AV: I loved the songs, especially “Where Evil Grows” [a 1971 hit for yhe Poppy Family, led by Terry Jacks pre-”Seasons in the Suns”].

McCulloch: I didn’t realize how great that song was. Terry Jacks actually approached us about using it, and he let us take it and score it. I realized, ’cause I’m a music geek, there’s a kernel there that influenced “Smells Like Teen Spirit.” And being a composer, I was like, this is amazing!

AV: Is there a Canadian sense of humor?

McCulloch: I think there is. I think Americans want to explain things as they’re doing them, and Canadians don’t necessarily do that. And I think the fact that we watch America makes us able to comment on them. All comedians, be they from America or Canada, are usually the youngest born or the middle child, they’re never the first born. They’re the watchers, the people trying to get attention from the first born, and as a nation Canada is like that.

AV: There’s some really dark humor in here—not just Death, but the necrophiliac coroner, the genial local abortionist, the Frankencat. Were there any ideas that the CBC wouldn’t let you do?

McCulloch: No, actually. CBC was fantastic. They gave us a few notes that were mostly logic notes, but what they were saying from the highest level was, “We know what the Kids in the Hall are, and we want the Kids in the Hall.” So they let us go pretty far.

AV: How about from your own perspective—were there ideas you rejected as going too far?

McCulloch: There may be things where we self-censored ourselves in terms of the writing, but I can’t honestly think of them. There was a lot of conversation about where the orphan story went. That was like three-to-two that we’d do all the things we did with that one, but mostly everyone was nice—there’s nothing dirty left on the editing room floor.

AV: Your major character in the series is Ricky, the disgraced high school hockey star who is now a 600-pound shut-in. How uncomfortable was the fat suit?

McCulloch: Of course we’re the Kids in the Hall, so we didn’t have the Eddie Murphy fat suit with its own cooling system built in. That was probably the hardest part of the whole thing, some pretty tough, wet going. The big battle scene with Death, that was probably a 12- or 13-hour day. They won’t let you do that in LA, but when you’re the executive producer, it’s like, gotta keep going!

AV: Because you’re all writers, I assume that you mostly devise characters for yourselves to play. Is there a lot of switching that goes on in development?

McCulloch: Some. It’s sort of a creative osmosis. Mark played Death because he loves characters where he can ponder, “How does this guy grunt?” Scott came up with the story of Dusty, so he was going to play him. We were cognizant of not wanting to play too much opposite ourselves in the same scene, ’cause it’s a comedy killer—we made that mistake in Brain Candy.

AV: Why are men in dresses funny?

McCulloch: [He pauses.] Well, that I don’t know. I guess because it’s an obvious absurd joke. And then when you forget that they’re men, then it becomes more interesting because it’s absurd that you forgot about it and you remember it at certain times. So it’s like a magic trick.

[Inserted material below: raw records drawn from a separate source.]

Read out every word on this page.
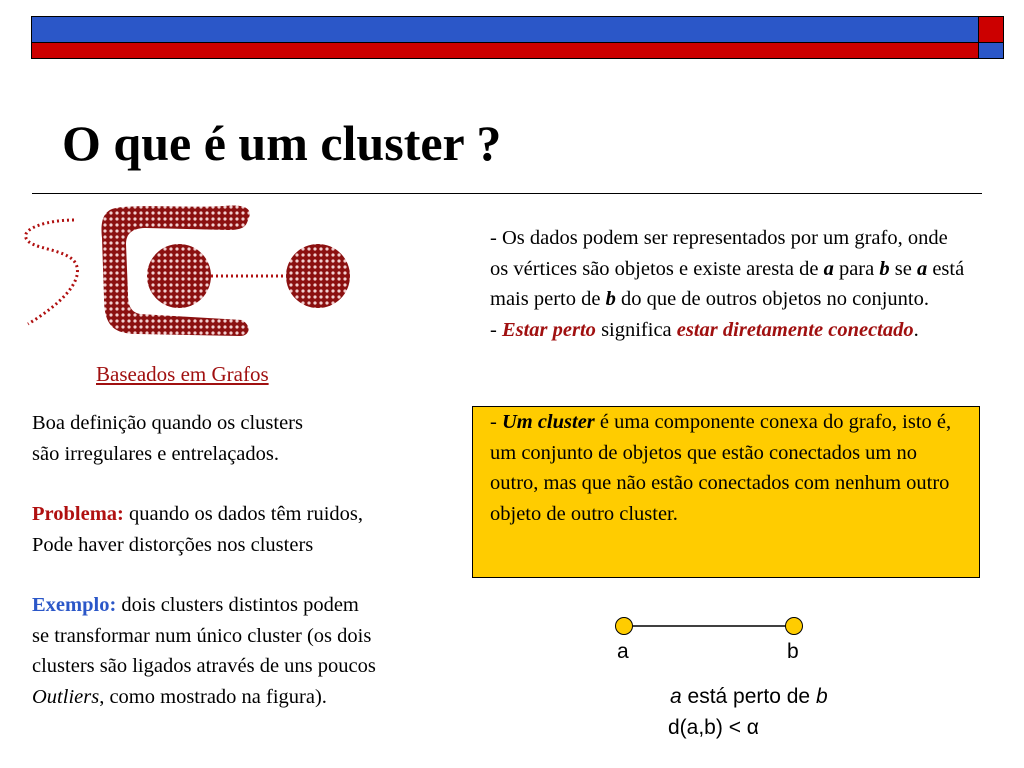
O que é um cluster ?
Baseados em Grafos

Boa definição quando os clusters

são irregulares e entrelaçados.

Problema: quando os dados têm ruidos,

Pode haver distorções nos clusters

Exemplo: dois clusters distintos podem

se transformar num único cluster (os dois

clusters são ligados através de uns poucos

Outliers, como mostrado na figura).

- Os dados podem ser representados por um grafo, onde os vértices são objetos e existe aresta de a para b se a está mais perto de b do que de outros objetos no conjunto.

- Estar perto significa estar diretamente conectado.

- Um cluster é uma componente conexa do grafo, isto é, um conjunto de objetos que estão conectados um no outro, mas que não estão conectados com nenhum outro objeto de outro cluster.

a	b
a está perto de b
d(a,b) < α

AV: After nearly 30 years in this business, does being professionally funny get easier or harder?

McCulloch: It gets both. I spend a lot of my time writing scripts and doing pilots for American TV, and you spend a lot of your time explaining why what you want to do is funny. So in a business sense it gets more tiring to have to explain yourself, and you don’t want to be that guy saying, “Don’t you know who I am?” But understanding what makes TV, what makes characters and storytelling, makes some part of it easier.

AV: How has the chemistry among the five Kids fared after all these years together?

McCulloch: It ebbs and flows, but its easier to be together now…it’s weird when we haven’t seen each other for a long time, but when we’re performing we just get back into it. You go in the van and Scott’s reading the newspaper, and he says hi or he doesn’t say hi, it doesn’t matter because we’re like a whole family. It’s that way in terms of performance and writing as well. Death was sort of a test—we’ve sustained ourselves mostly doing tours, where it isn’t as hard to agree on things as much as doing a whole new series, where you have to agree on the entire scope and tone of it. That takes a lot of discussion and a lot of trust with each other.